Drei Interessengruppen werden in der Untersuchung näher betrachtet: Personalverantwortliche, Expatriates mit Asienerfahrung und Coachs. Wenn Unternehmen ihre Expatriates als Mitarbeiterinnen und Mitarbeiter bewerten, die für das Unternehmen in Person wichtig sind, und deren Jobs als bedeutsam für den Unternehmenserfolg im Ausland erkennen, dann kann Coaching zu einer hilfreichen und erfolgskritischen Unterstützung werden. Insofern befasst sich die Autorin mit einem Aspekt der Globalisierung, der von unmittelbar gegenwärtiger Relevanz für (die europäischen) Firmen ist.
Die Darstellung des forscherischen Vorgehens nimmt in dieser Dissertation naturgemäß einen großen Raum ein - etwas mehr als die Hälfte der Ausführungen.
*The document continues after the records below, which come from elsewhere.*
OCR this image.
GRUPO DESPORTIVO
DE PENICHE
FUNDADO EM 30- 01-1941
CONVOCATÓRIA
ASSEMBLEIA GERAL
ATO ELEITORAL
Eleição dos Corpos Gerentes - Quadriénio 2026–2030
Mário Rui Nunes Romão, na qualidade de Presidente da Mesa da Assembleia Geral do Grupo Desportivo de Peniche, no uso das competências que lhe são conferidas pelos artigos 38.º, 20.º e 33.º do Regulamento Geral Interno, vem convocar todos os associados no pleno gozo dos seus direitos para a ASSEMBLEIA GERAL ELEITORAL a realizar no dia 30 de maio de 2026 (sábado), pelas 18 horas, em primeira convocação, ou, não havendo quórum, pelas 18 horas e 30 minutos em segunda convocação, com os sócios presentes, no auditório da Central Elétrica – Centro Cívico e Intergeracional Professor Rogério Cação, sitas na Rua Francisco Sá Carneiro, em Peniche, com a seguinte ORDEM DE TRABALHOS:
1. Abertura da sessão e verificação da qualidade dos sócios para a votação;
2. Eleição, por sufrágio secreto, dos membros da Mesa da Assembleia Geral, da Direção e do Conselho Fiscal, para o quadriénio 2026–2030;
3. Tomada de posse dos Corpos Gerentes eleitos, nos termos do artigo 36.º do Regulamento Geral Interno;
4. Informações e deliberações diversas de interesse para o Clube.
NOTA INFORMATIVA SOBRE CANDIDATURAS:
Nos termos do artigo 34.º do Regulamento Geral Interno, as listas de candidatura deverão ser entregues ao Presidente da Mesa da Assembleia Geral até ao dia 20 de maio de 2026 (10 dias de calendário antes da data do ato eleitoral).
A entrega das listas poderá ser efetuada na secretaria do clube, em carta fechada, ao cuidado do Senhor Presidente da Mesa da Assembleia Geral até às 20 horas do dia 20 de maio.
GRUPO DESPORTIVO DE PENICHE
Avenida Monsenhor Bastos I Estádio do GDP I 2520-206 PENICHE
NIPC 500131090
Aufgewogen wird diese notwendig theorielastige Darstellung durch erfreulich facettenreiche, detaillierte und fundierte Berichte aus den Arbeitskontexten der entsendenden Unternehmen, der Expatriates und Coachs. Originalzitate machen die Lektüre anregend.
HR-Verantwortliche, die sich - unabhängig von Zielregionen - allgemein mit Auslandsentsendungen und dem gesamten Umfang von Expatriate-Betreuung beschäftigen wollen, finden hier eine gut dokumentierte Einführung zum Thema, ebenso Coachs, die sich in dieser Richtung spezialisieren wollen. Dass das Buch in Englisch geschrieben ist, signalisiert Internationalität, wird aber vermutlich die Rezeption in den Personalabteilungen deutscher Global Player eher behindern als fördern.
Eine Veröffentlichung, die explizit die Entsendungspraxis nach China und die Expatriates in und für China fokussiert, die den Nutzen von und die Rahmenbedingungen für eine erfolgreiche Unterstützung durch Coaching für diese Destination untersucht, sowie dieses Wissen Unternehmen, Personalentwicklern und Coachs verfügbar macht, bleibt allerdings weiterhin ein Desiderat.